Sudbury Hall is owned by the National Trust and, as you can see in the pic, is the kind of place where you expect to encounter Mr Darcy plunging into a pool, or Mr Collins scuttling from his vicarage to dine with Lady Catherine. But first things first. The chancellor and I went straight to the tea room, where we had coffee. He had a slice of fruit cake and I defiantly ate a low fat yoghurt (more on the rigors of Dukan in a later blog). Afterwards we visited the museum.
A lot of time is inevitably spent shouting 'I had that exact same Cluedo set!' or sighing over dolly's tea services. I was particularly thrilled to see one of those cheap wooden dolls from Poland (above) that were common in the 60s. They were the kind of thing my sisters and I used to buy when fond relatives gave us a ten shilling note each. They came in a plastic bag and you couldn't really play with them, because the clothes were glued on and their big red shoes were just paint. Before long the arms broke from their sockets. Most exciting of all, their hair was made of cellulose! That's right: highly inflammable! At any moment the doll's head might burst into flames! This never happened.

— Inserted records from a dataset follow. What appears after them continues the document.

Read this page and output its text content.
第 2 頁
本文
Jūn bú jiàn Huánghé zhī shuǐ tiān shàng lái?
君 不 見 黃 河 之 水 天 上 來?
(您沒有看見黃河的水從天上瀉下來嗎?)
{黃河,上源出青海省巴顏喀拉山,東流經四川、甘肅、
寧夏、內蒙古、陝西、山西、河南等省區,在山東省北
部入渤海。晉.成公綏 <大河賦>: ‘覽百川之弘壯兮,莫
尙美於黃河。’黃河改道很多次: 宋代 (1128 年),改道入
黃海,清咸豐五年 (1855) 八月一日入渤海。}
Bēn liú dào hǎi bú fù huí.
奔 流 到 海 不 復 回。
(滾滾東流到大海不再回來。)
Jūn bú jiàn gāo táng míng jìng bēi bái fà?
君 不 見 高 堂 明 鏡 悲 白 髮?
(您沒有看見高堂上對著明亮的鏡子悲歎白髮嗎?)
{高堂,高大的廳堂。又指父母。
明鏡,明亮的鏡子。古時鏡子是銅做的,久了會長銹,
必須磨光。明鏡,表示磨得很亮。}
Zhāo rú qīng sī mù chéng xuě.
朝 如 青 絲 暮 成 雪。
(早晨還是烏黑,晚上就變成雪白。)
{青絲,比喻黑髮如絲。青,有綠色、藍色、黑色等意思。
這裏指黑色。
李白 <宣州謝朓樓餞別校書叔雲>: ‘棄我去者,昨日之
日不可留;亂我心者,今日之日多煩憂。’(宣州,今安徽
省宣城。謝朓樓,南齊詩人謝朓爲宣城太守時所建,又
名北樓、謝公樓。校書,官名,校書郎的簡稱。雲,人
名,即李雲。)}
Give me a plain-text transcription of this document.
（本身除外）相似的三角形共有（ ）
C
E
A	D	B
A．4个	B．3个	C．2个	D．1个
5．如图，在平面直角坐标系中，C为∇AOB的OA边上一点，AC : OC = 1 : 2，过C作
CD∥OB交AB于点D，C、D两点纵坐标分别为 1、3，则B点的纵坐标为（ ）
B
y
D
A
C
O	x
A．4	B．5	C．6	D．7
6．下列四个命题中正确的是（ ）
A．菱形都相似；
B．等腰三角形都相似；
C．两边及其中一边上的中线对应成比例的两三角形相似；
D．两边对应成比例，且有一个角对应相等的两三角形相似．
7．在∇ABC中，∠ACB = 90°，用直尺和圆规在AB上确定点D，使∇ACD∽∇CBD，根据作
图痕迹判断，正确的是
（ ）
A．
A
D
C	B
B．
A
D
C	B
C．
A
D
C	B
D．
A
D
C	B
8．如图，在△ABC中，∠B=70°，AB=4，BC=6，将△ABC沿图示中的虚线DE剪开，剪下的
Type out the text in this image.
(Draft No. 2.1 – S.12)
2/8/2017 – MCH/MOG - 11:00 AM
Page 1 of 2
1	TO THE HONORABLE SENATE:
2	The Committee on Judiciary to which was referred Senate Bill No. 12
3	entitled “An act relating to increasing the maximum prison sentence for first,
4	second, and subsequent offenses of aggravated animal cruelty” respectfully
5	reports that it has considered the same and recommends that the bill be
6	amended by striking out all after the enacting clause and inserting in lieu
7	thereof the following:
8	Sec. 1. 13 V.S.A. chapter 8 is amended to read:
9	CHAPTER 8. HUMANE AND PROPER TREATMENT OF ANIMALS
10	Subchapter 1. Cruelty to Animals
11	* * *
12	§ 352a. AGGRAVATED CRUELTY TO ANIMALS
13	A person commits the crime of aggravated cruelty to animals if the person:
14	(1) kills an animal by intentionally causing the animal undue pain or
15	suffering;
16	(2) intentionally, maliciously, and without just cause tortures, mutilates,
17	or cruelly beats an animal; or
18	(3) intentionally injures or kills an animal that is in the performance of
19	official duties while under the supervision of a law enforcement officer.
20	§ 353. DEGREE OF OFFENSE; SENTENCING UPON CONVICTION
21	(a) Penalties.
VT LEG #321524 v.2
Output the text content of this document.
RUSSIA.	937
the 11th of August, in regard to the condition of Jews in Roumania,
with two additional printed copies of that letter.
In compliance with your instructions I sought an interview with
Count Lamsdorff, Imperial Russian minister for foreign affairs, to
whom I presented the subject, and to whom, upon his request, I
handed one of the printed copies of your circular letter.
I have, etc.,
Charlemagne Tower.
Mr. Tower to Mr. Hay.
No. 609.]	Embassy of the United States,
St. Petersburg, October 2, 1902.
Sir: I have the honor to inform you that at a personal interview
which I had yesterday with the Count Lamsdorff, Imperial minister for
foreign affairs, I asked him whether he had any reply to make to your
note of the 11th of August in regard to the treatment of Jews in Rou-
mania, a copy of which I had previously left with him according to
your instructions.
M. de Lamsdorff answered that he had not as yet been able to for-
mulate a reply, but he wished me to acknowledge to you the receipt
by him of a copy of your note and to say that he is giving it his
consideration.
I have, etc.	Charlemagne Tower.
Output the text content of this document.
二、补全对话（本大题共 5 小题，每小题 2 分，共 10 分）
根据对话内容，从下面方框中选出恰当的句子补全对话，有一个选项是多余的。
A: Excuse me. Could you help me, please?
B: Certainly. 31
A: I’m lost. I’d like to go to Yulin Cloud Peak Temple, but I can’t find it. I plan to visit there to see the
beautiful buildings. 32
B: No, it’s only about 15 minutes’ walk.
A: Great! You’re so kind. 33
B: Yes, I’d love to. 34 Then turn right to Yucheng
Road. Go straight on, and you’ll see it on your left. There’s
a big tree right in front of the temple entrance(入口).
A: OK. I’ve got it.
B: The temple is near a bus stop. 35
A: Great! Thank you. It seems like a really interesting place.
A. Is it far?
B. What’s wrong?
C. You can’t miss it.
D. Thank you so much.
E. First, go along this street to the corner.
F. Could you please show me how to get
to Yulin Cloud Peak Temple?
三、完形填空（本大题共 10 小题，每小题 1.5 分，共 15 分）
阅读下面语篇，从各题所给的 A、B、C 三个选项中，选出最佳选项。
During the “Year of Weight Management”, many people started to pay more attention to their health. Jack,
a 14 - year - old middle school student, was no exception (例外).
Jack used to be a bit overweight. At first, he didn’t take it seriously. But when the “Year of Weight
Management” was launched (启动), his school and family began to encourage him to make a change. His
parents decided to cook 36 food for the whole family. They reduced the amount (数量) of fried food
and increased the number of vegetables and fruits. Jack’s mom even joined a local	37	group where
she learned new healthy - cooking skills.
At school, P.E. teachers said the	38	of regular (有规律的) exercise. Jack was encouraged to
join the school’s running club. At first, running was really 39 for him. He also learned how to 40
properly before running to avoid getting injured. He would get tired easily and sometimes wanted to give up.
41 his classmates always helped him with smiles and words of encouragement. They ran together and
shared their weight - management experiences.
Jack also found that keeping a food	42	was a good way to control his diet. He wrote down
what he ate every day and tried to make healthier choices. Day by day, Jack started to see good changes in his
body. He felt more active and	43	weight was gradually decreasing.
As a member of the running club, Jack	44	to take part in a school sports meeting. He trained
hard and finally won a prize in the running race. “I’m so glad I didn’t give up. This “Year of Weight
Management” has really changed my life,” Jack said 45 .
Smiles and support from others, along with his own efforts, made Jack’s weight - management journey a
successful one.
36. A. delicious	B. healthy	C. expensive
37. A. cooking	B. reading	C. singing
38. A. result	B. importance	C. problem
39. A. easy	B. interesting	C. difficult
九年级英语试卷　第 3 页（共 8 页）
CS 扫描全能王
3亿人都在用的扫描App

There were a few surprising omissions. I didn't see Barbie or Action Man. Maybe this was a policy decision? More astonishing was the absence of Look & Learn from the 1970s bedroom. What, no Trigan Empire? No Wild Cat Wayne? The bookshelf (see pic) was a checklist of the girlhood classics: Polly Anna, Five Children and It, The Borrowers, The Box of Delights. I don't recall reading 52 Stories of Pluck, Peril and Romance for Girls by Alfred H Miles, mind you, but I will if someone gives me a copy. I read and greatly enjoyed A Toast Fag and Other Stories a few years back. My sons still like to quote bits of it. 'I'll settle your hash any day, you moon-faced cuckoo!'
But the museum is also very good on how recent the concept of a carefree childhood is. The life of the child labourer in the Industrial Revolution was vividly communicated. In one room there was a fireplace that children were invited to climb up inside, crawl along a tunnel and emerge in the fireplace at the opposite side of the room. (An assistant was on duty to say 'Not you, fatty,' to any adults expressing an interest.) There were also displays highlighting the lot of child labourers in other parts of the globe today; as well as the hidden burden shouldered by countless child carers in our own society.
After we'd been round the museum we took a stroll down to the ornamental lake. Colin Firth was nowhere to be seen, but I did hear my first chiff-chaff of the year. An inspiring outing. As you can see (below) I got the urge to create my own little museum of childhood in my study. Remember those Eastern Bloc teddies? Loop coming out of their head, coats as fuzzy as bus seats, dangerous glass eyes a baby could swallow and choke on? Ah, they don't make 'em like that any more.